Server AI Nvidia Bakal Makin Mahal, Ini Biang Keroknya

Harga server AI Nvidia diperkirakan naik lebih dari 15% mulai awal 2027 akibat lonjakan harga chip memori DRAM. Kenaikan ini berlaku pada sistem dengan chip generasi terbaru seperti Vera Rubin dan Grace Blackwell. Pelanggan besar seperti Microsoft, Google, dan Oracle sudah diberi tahu mengenai potensi kenaikan tersebut. Besaran penyesuaian harga bergantung pada generasi chip dan konfigurasi memori yang digunakan.

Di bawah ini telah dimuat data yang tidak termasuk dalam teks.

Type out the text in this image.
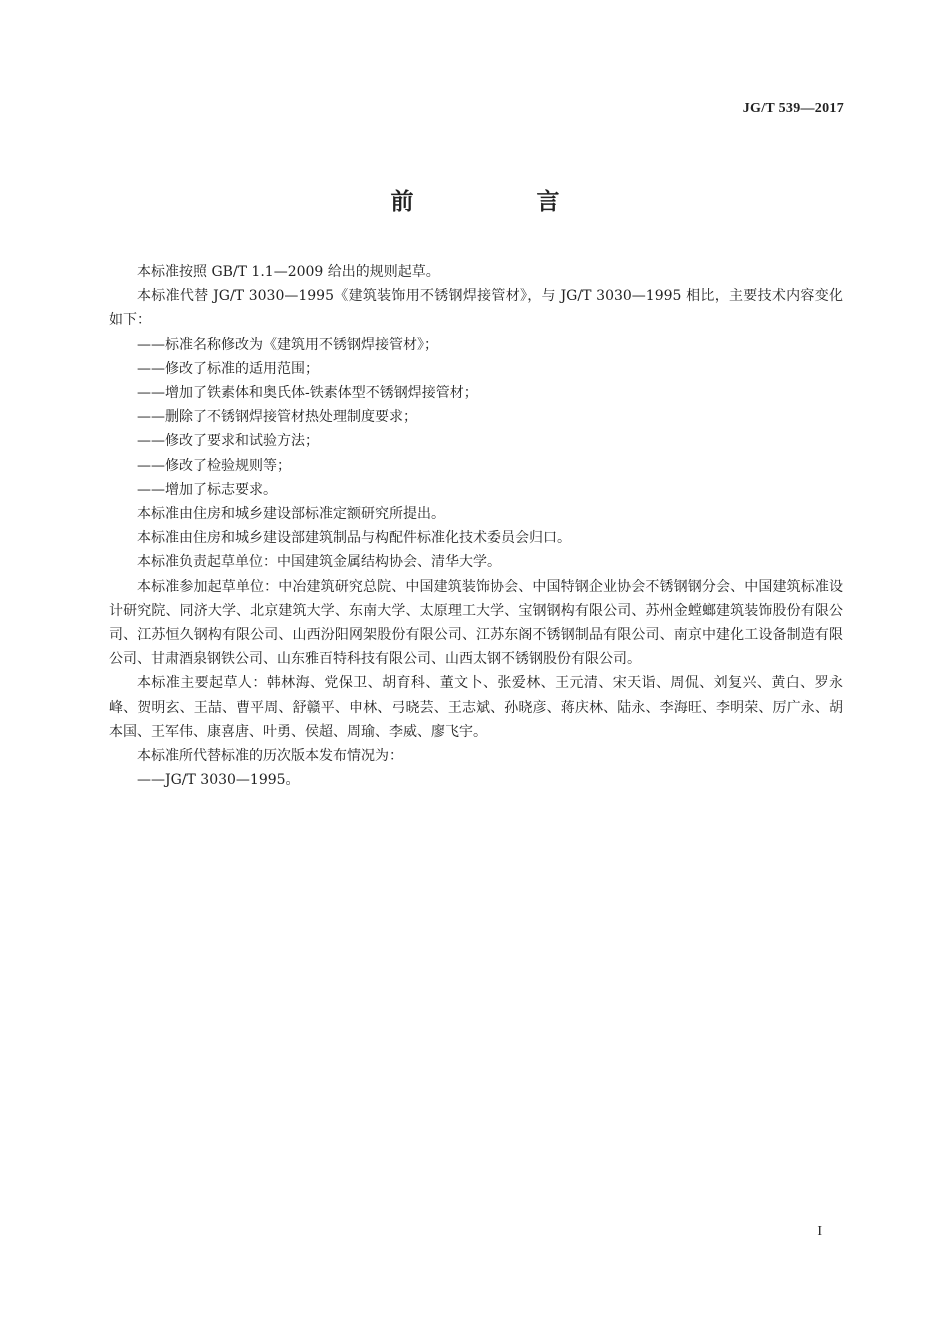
JG/T 539—2017
前　言

本标准按照 GB/T 1.1—2009 给出的规则起草。

本标准代替 JG/T 3030—1995《建筑装饰用不锈钢焊接管材》，与 JG/T 3030—1995 相比，主要技术内容变化如下：

——标准名称修改为《建筑用不锈钢焊接管材》；

——修改了标准的适用范围；

——增加了铁素体和奥氏体-铁素体型不锈钢焊接管材；

——删除了不锈钢焊接管材热处理制度要求；

——修改了要求和试验方法；

——修改了检验规则等；

——增加了标志要求。

本标准由住房和城乡建设部标准定额研究所提出。

本标准由住房和城乡建设部建筑制品与构配件标准化技术委员会归口。

本标准负责起草单位：中国建筑金属结构协会、清华大学。

本标准参加起草单位：中冶建筑研究总院、中国建筑装饰协会、中国特钢企业协会不锈钢钢分会、中国建筑标准设计研究院、同济大学、北京建筑大学、东南大学、太原理工大学、宝钢钢构有限公司、苏州金螳螂建筑装饰股份有限公司、江苏恒久钢构有限公司、山西汾阳网架股份有限公司、江苏东阁不锈钢制品有限公司、南京中建化工设备制造有限公司、甘肃酒泉钢铁公司、山东雅百特科技有限公司、山西太钢不锈钢股份有限公司。

本标准主要起草人：韩林海、党保卫、胡育科、董文卜、张爱林、王元清、宋天诣、周侃、刘复兴、黄白、罗永峰、贺明玄、王喆、曹平周、舒赣平、申林、弓晓芸、王志斌、孙晓彦、蒋庆林、陆永、李海旺、李明荣、厉广永、胡本国、王军伟、康喜唐、叶勇、侯超、周瑜、李威、廖飞宇。

本标准所代替标准的历次版本发布情况为：

——JG/T 3030—1995。

I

Tekanan biaya ini disebabkan ketidakseimbangan pasok dan permintaan chip memori yang dikontrol Samsung, SK Hynix, dan Micron. Meski ketiganya meningkatkan kapasitas produksi, permintaan yang melonjak akibat pembangunan infrastrustruktur AI belum terpenuhi. Akibatnya, para produsen memori semakin berpengaruh menentukan harga komponen.

Nvidia tetap mendominasi pasar akselerator AI dengan margin kotor sekitar 75%. Namun, kenaikan harga server ini akan menambah beban biaya bagi perusahaan teknologi yang sedang memperluas pusat data AI. Beberapa perusahaan seperti Amazon, Microsoft, Google, dan Meta sedang mengembangkan chip AI mereka sendiri, namun masih bergantung pada Nvidia untuk kebutuhan sementara.